様々な書物における紹介では、このスケールはAltered Tensionを使うからこの様に名付けられているという様な説明になっています。しかし、僕にはその説明ではしっくりきませんでした。それぞれのテンションノートには、個々にそれに相応しい使い方があります。それをまとめて使っているスケールですと言われても納得できないのです。何故そんな使い方をするんだと疑問が湧きます。

しかし、あるときにAltered Scaleはそう理解するべきではないのではないかと思いつきました。上記のAltered 7thの考えを敷衍し、半音進行のテンションハーモニーを作りたいから使われるスケールなのではないかと考えたのです。

これは、Fly Me to the MoonのChord Harmonyを考えたときに、Ⅱ-Ⅴ-ⅠのⅤの部分のハーモニーに、Natural Tensionを使った場合とAltered Tensionを使った2つのバージョンを使ったことから思いついたアイデアです。
Natural Tensionを使った場合とAltered Tensionを使ったハーモニーを、同じⅡ-Ⅴ-Ⅰに載せてみたんです。そうしたところ、どちらのハーモニーも使えるということが分かりました。そして、そのハーモニーのテイストはかなり変わります

Dominant 7th with Natural Tension
Dm7-G7-CM7
Dm7+9:D/F/A/C/E
G7+9+13:G/F/A/B/E
CM7+9:C/E/G/B/D

Dominant 7th with Altered Tension
Dm7-G7-CM7
Dm7+9:D/F/A/C/E
G7+♭9+♭13:G/F/♭A/B/♭E
CM7+9:C/E/G/B/D

Natural Tensionを使った場合、全てその調における音程を使っているので、とても明るいキャラクターの音の動きになります。その代わり、テンションノートの音の動きは全音音程になり、半音音程で動く滑らかさにはやや欠けます。
一方、Altered Tensionを使った場合、ルート音は5度進行をするのですが、3thと7rdは半音の動きを1回するだけ、Tension Noteは半音音程の動きを2回繰り返します。そうすると、音の動きはとても滑らかなものになります。演奏はその様な効果を狙うのですが、そうなると譜面には多くの臨時記号が出てくる様になります。

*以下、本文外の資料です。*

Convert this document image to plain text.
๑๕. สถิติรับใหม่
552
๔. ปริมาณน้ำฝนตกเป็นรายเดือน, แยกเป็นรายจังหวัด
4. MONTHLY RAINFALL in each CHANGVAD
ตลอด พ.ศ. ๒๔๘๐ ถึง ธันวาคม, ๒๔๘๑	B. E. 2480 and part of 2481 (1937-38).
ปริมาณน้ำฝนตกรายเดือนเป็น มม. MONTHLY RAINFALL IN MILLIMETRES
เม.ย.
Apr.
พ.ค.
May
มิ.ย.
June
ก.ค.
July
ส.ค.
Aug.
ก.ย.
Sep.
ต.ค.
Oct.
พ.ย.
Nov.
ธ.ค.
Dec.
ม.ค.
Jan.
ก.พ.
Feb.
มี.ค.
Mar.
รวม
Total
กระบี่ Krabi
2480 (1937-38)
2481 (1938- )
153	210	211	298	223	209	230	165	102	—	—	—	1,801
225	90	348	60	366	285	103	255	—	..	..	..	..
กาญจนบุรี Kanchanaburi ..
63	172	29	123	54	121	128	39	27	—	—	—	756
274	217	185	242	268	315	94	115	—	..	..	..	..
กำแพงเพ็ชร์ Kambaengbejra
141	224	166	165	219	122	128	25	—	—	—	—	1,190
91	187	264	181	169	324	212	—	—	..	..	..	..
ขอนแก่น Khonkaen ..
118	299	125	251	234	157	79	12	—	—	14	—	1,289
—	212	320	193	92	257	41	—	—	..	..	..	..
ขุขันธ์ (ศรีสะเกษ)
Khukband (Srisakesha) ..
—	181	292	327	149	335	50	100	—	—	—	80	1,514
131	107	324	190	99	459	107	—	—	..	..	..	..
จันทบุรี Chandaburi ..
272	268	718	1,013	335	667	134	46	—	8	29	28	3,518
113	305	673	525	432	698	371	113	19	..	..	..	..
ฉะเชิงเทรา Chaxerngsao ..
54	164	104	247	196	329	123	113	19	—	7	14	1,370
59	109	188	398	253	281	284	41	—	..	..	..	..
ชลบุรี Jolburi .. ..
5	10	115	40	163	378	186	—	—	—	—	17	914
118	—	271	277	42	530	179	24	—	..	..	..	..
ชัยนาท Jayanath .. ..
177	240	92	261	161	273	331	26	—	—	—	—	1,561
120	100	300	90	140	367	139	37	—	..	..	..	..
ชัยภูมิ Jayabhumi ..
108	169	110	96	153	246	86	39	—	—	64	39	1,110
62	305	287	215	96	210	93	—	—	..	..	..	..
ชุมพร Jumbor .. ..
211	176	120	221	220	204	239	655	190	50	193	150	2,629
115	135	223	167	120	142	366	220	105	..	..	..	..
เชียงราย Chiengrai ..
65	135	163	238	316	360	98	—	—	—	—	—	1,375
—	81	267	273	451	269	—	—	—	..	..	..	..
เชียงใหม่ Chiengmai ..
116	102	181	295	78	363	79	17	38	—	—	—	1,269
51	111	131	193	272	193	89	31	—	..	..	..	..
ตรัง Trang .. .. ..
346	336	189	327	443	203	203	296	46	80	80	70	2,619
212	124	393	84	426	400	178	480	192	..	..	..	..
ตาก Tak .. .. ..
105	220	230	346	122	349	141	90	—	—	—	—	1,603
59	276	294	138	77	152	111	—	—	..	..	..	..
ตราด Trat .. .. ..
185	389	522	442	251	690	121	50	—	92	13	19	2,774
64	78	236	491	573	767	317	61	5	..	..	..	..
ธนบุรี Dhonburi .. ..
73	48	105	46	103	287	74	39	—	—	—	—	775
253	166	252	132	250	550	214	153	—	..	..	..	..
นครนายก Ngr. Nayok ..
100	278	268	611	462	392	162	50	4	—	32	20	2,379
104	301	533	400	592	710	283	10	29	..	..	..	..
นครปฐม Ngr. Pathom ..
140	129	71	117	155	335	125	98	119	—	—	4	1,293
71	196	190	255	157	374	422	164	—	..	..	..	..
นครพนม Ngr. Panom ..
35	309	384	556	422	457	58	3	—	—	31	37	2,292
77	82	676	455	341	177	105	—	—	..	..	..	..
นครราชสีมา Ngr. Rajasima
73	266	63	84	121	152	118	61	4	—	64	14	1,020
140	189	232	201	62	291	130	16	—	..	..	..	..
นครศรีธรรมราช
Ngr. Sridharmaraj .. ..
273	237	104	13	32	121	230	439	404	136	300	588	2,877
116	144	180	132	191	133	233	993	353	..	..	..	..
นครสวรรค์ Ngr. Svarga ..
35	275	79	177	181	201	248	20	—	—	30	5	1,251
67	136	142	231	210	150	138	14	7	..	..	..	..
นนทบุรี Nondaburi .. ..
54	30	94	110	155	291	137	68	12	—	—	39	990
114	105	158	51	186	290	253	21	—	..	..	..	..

このことに気がついてから、改めて多くのバップの譜面を見ると、楽譜に多くの臨時記号が現れているのは Dominant 7thの場合で、Sub DominantのⅡm7やⅣM7の場合には、その様な臨時記号があまりないことが分かります。

これらのことから、Dominant 7thでのフレーズ作りにおいて、半音音程による変化を作りたい場合にAltered Tensionを用いることができること。そして、それをルート音以外の全てに適用したのがAltered Scaleなのではないか、というのが僕の考えていることです。

ですので、僕はAltered Scaleは7th ChordにAltered Tensionを加えたスケールと理解せず、ルートⅤに♭Ⅱ7の音を弾いた音階と考えています。
例えばⅤ7のAltered Scaleは次の様な理解になります。

7th ChordにAltered Tensionを加えた音階
Root/♭9/♯9/3rd/♯11/♭13/7th

ルートⅤに♭Ⅱ7の音を弾いた音階
Root/♭9/♭3/♭11/♭5/♭13/7th

上の様に、ルートに対して♭や♯のついたテンションノートが加わった音階と理解するよりも、下の様にルート以外のすべての音が半音下がった音階と考えた方が、直感的に理解しやすいと思うのです。
そして、そのために半音音程を使った滑らかな音の変化が得られる。そして、それが理由で臨時記号がたくさん出現すると理解した方が、実際の音楽の効果とも合致しているのではないかと考えています。

端的に書くと、♭Ⅱ7/Ⅴと理解すると良いと言うことですね。